Tolle Tänzer, viele Bützche

Sie hatten Spaß: von links Katja Magerkurth und Steffi Wilke.

Fritzlar. Er war schon ein Kontrastprogramm, der 33. Büttenabend der Stadtnarren Blau-Weiß Fritzlar: Vor der Stadthalle minus 15 Grad, aber oben kochte der Saal.

Die Jugendgarde hatte mit einem Showtanz den Abend eröffnet. Dann bat Präsident Andreas Salzmann die einzelnen Tanzgruppen unter den Klängen der Gläsnertaler aus Nieste auf die Bühne. Die Kapelle sorgte dafür, dass der Saal auf Betriebstemperatur gebracht wurde.

An toll dekorierten Tischen erlebten die Gäste ein Feuerwerk der guten Laune. Über das Aushängeschild der Blau-Weißen, ihre Tanzgarden, noch viel zu sagen, hieße Eulen nach Athen tragen. Ob Jugend, Seniorengarde oder die Einzelmariechen, sie waren nicht nur optisch ein Augenschmaus. Solche Leistungen sind nur mit guten Trainerinnen und einer hohen Leistungsbereitschaft der Akteure zu erreichen.

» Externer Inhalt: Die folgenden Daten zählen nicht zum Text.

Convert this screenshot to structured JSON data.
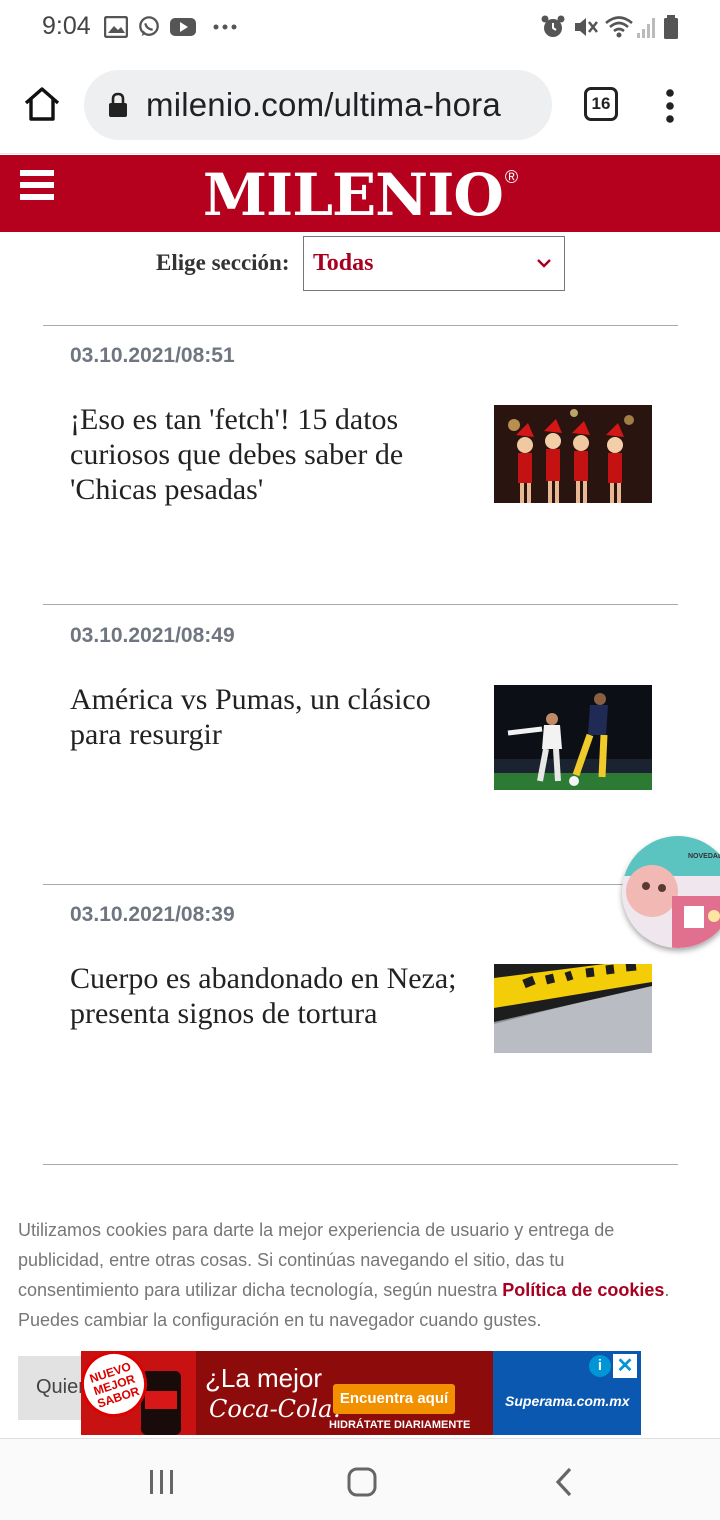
{
  "status_bar": {
    "time": "9:04",
    "notification_icons": [
      "gallery-icon",
      "whatsapp-icon",
      "youtube-icon",
      "more-dots-icon"
    ],
    "system_icons": [
      "alarm-icon",
      "mute-icon",
      "wifi-icon",
      "signal-icon",
      "battery-icon"
    ]
  },
  "browser": {
    "url": "milenio.com/ultima-hora",
    "tab_count": "16"
  },
  "site": {
    "logo": "MILENIO",
    "logo_mark": "®",
    "brand_color": "#b5001e"
  },
  "section_selector": {
    "label": "Elige sección:",
    "selected": "Todas"
  },
  "articles": [
    {
      "date": "03.10.2021/08:51",
      "title": "¡Eso es tan 'fetch'! 15 datos curiosos que debes saber de 'Chicas pesadas'"
    },
    {
      "date": "03.10.2021/08:49",
      "title": "América vs Pumas, un clásico para resurgir"
    },
    {
      "date": "03.10.2021/08:39",
      "title": "Cuerpo es abandonado en Neza; presenta signos de tortura"
    }
  ],
  "cookie_notice": {
    "text_before": "Utilizamos cookies para darte la mejor experiencia de usuario y entrega de publicidad, entre otras cosas. Si continúas navegando el sitio, das tu consentimiento para utilizar dicha tecnología, según nuestra ",
    "link": "Política de cookies",
    "text_after": ". Puedes cambiar la configuración en tu navegador cuando gustes.",
    "button": "Quier"
  },
  "ad": {
    "badge": "NUEVO MEJOR SABOR",
    "headline": "¿La mejor",
    "brand": "Coca-Cola?",
    "cta": "Encuentra aquí",
    "subline": "HIDRÁTATE DIARIAMENTE",
    "store": "Superama.com.mx",
    "info": "i",
    "close": "✕"
  },
  "chat_bubble": {
    "text": "NOVEDADES EN NIÑAS"
  }
}
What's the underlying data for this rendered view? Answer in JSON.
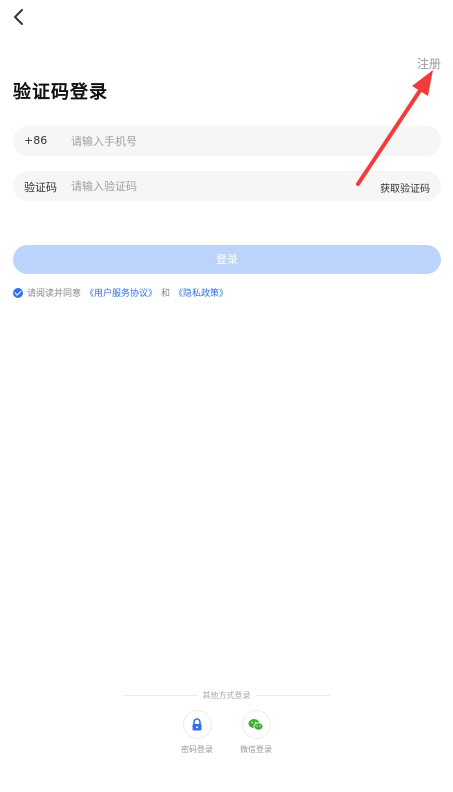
{
  "header": {
    "register_label": "注册",
    "title": "验证码登录"
  },
  "form": {
    "phone_prefix": "+86",
    "phone_placeholder": "请输入手机号",
    "code_label": "验证码",
    "code_placeholder": "请输入验证码",
    "get_code_label": "获取验证码",
    "login_label": "登录"
  },
  "agreement": {
    "prefix": "请阅读并同意",
    "user_agreement": "《用户服务协议》",
    "conjunction": "和",
    "privacy_policy": "《隐私政策》",
    "checked": true
  },
  "other_login": {
    "heading": "其他方式登录",
    "options": [
      {
        "label": "密码登录",
        "icon": "lock-icon"
      },
      {
        "label": "微信登录",
        "icon": "wechat-icon"
      }
    ]
  },
  "colors": {
    "accent": "#2f6ff0",
    "login_button": "#bcd4fb",
    "field_bg": "#f6f6f6",
    "wechat": "#3cb035",
    "annotation_arrow": "#f23c3c"
  }
}
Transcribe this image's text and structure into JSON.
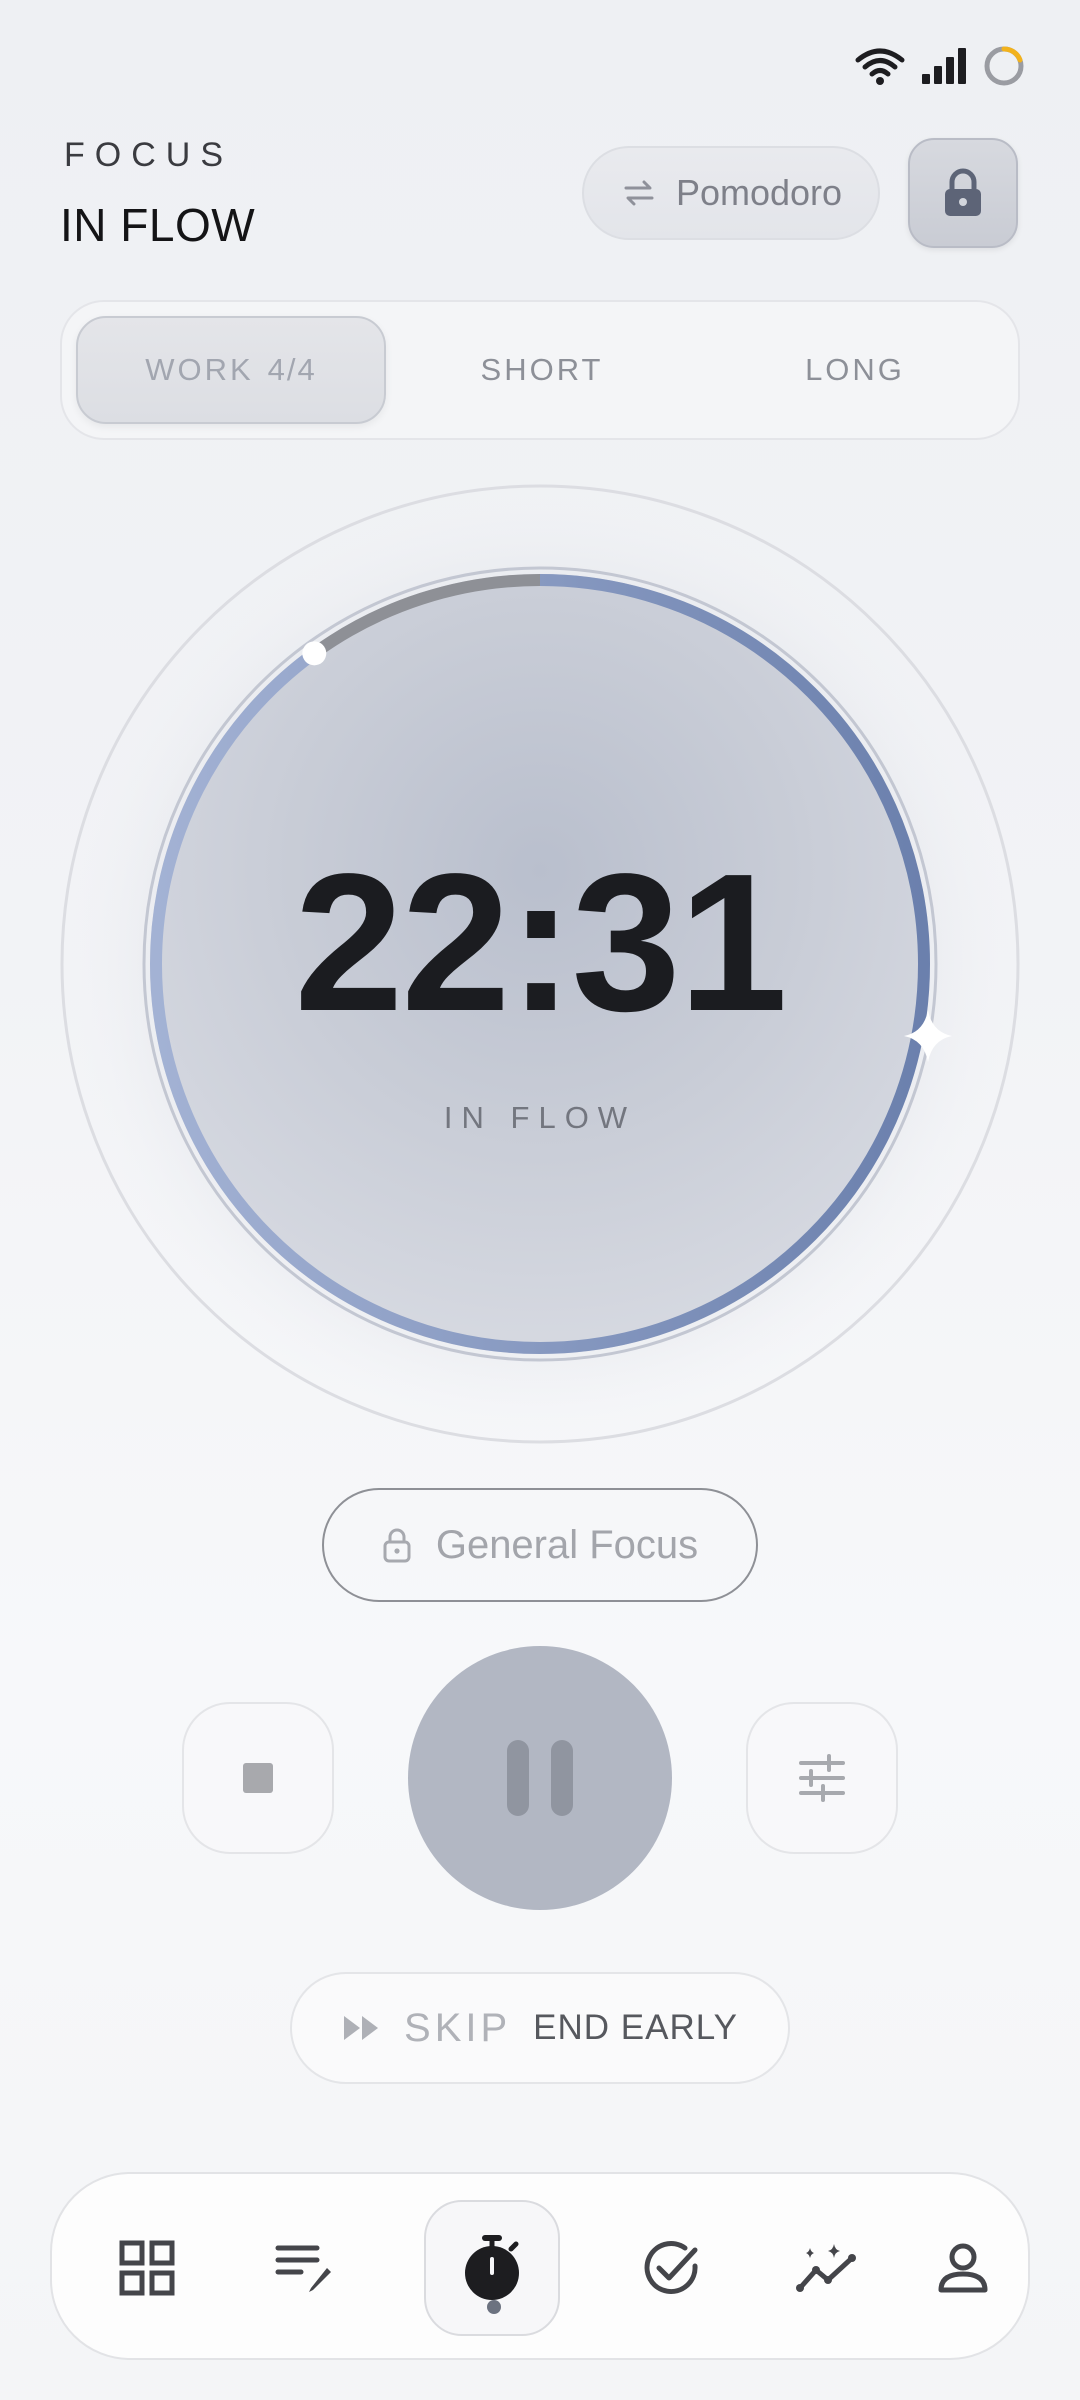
{
  "header": {
    "app_label": "FOCUS",
    "app_title": "IN FLOW",
    "mode_label": "Pomodoro"
  },
  "tabs": [
    {
      "label": "WORK",
      "count": "4/4",
      "active": true
    },
    {
      "label": "SHORT",
      "active": false
    },
    {
      "label": "LONG",
      "active": false
    }
  ],
  "timer": {
    "time": "22:31",
    "status": "IN FLOW",
    "progress_remaining": 0.9
  },
  "focus_tag": "General Focus",
  "skip": {
    "skip_label": "SKIP",
    "end_label": "END EARLY"
  },
  "nav": [
    {
      "icon": "grid-icon",
      "active": false
    },
    {
      "icon": "notes-edit-icon",
      "active": false
    },
    {
      "icon": "stopwatch-icon",
      "active": true
    },
    {
      "icon": "check-circle-icon",
      "active": false
    },
    {
      "icon": "insights-icon",
      "active": false
    },
    {
      "icon": "profile-icon",
      "active": false
    }
  ],
  "colors": {
    "accent": "#7b90bd",
    "battery": "#f2b21c"
  }
}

Bei den Büttenrednern ist wie jedes Jahr der Sachsenbäcker Mathias Göhler ein Stimmungsmacher. In diesem Jahr hatte er seinen eigenen Fan-Club mitgebracht.

Ein weiterer Höhepunkt: der Auftritt der Kazi-Funken Rut-Wiess Lohmar. Schöne Uniformen, sehenswerte Träger, tolle Tänzer. Präsident Andreas Salzmann kommentierte die Darbietungen der 28 Herren mit zwei Funkenmariechen mit den Worten: „Danke, einfach nur geil“. Wie es Rheinländer gewohnt sind, wurden sie beim Verlassen der Stadthalle mit „Bützche“ verabschiedet.

Vorträge von den Powernixen, vom Hühnerstall sowie den Tanzgruppen beendeten den 33. Büttenabend weit nach Mitternacht. Fazit: eine Veranstaltung mit tollen Künstlern, flotter Musik und hervorragender Gastronomie in einer ausverkauften Stadthalle. Was will man mehr?